TRUE GRIT

Many in the church do marvelous work, often quietly and without public recognition, and those are truly the heroes of the church. One such man was David Nicholas, 79.

The heroes within ministry are those who give of themselves to others – over and over again; without ceremony or headlines or acclaim. They do the work of the Kingdom and that is all the reward they seek.

One such man was David Nicholas, 42 years in pastoral ministry at Spanish River Church (PCA) in Boca Raton, FL, who went to his Lord on January 25. His name was not a familiar one for me, but his work in church planting and leadership development impacted thousands of lives.

“Before Christ, David said that he displayed no signs of leadership whatsoever,” recalls Ryan McInerney, who worked with Nicholas in The Church Planting Network and in Gospel Boot Camp. “He privately confessed that before he met Christ as his Saviour, he was ‘running scared.’ After he met Jesus, however, he became a giant of the faith and a world class leader.”

However he saw himself, others saw him as a giant within the church. As a church planter he oversaw the supporting of nearly 300 churches in nine countries, and led more than 100 pastors through his Gospel Boot Camp that, says McInerney “prepares men to effectively preach the Gospel to the lost and the found in every message, every Sunday, without falling into the trap of the ‘seeker sensitive’ watered down Gospel and easy believism in modern evangelical America.”

Google his name and you’ll find a lot of David Nicholases around the world, just not this one. He would say that “my job is to keep my head down and my hand on the plow, to do the work that God has placed in front of me.” Still, he was close to his people and remembered your name, and your children’s names.

Notable churches that he led the supporting of are Tim Keller’s Redeemer in Manhattan, Darrin Patrick’s The Journey in St. Louis, Chan Kilgore’s CrossPointe in Orlando, and each of those have become church planting churches too. He and Mark Driscoll co-founded the Acts 29 Church Planting Network.

The night of his death he was prepping for a trip to Calvin Seminary in Grand Rapids, MI, to hold two sessions on the gospel and what he saw as his exciting ministry life. At his memorial service 2,000 people attended, with an additional 430 watching online.

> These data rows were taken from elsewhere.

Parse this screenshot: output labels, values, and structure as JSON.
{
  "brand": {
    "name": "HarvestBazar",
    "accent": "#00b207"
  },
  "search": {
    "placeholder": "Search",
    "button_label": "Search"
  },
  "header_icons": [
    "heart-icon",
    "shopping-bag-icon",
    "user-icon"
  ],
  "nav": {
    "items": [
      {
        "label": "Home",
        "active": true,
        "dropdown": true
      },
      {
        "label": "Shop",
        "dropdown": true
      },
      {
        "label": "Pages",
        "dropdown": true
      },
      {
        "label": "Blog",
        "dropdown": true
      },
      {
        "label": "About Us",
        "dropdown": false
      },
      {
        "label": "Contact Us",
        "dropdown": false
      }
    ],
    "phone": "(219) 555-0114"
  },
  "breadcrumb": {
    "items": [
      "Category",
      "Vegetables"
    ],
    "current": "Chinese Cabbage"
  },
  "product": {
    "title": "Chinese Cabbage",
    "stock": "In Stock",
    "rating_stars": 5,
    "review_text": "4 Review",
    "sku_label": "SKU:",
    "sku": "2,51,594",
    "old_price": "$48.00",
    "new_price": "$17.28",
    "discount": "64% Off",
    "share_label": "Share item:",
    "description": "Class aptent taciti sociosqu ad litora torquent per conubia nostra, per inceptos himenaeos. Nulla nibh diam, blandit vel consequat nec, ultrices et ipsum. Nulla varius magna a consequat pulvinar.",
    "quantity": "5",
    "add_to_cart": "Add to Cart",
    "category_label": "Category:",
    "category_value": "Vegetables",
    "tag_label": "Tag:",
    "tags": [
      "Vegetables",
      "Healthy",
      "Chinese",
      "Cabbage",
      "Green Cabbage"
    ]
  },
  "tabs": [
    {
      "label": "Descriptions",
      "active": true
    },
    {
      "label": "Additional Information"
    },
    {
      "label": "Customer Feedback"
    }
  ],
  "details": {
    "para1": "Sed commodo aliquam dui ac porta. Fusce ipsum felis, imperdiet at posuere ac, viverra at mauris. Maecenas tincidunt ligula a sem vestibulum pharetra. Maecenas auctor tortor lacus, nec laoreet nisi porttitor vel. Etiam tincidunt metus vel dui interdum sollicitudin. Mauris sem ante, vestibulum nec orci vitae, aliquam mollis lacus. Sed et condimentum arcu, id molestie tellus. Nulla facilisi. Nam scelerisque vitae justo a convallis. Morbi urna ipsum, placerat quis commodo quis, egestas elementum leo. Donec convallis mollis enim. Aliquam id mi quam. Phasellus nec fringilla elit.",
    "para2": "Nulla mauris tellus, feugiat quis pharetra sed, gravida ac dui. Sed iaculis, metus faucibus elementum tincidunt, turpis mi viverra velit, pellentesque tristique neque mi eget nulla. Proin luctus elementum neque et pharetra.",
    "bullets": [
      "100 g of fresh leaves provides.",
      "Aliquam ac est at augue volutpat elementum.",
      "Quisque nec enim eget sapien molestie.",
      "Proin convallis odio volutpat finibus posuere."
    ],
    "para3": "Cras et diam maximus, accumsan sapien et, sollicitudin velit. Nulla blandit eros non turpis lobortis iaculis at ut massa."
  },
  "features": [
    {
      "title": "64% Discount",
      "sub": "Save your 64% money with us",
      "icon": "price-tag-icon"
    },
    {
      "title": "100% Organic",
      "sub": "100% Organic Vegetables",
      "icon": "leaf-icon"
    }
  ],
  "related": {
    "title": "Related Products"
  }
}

Says Ryan McInerney: “Near the close of the service, Tommy Kiedis, pastor for the past two years at Spanish River Church, asked for those to stand whom had come to accept Jesus as their Lord under David’s preaching. Many estimate that upwards of two-thirds of the assembly stood. There was literally a gasp as the army of people stood.”

Beside David at all times was his beautiful wife Eleanor, whom he affectionately called “Nori.” “They had a comfy two-person chair that David would often join Nori in for time to relax and snuggle in between work at his home office,” recalls McInerney. “Everyone on staff knew that if David was out with Nori, you weren’t going to reach him. When you said her name to him his face lit up.” They were faithfully married for more than 47 years and he had three sons.

In the 19 months after leaving the pulpit he wrote a book, started the Gospel Boot Camp, revitalized local congregations in decline, started a monthly church planter gathering, and oversaw the supporting of 25 new church plants in four countries: 10 in India, four in Brazil, nine in the U.S., and one each in Haiti and Columbia.

How did he do it all? Ryan McInerney says “David kept joy at the center of his life.

With every piece of even small good news, he would burst out with a ‘Praise God.’

The gospel was central, not in just mere words, but in his heart.” That’s his living legacy to each of us in ministry.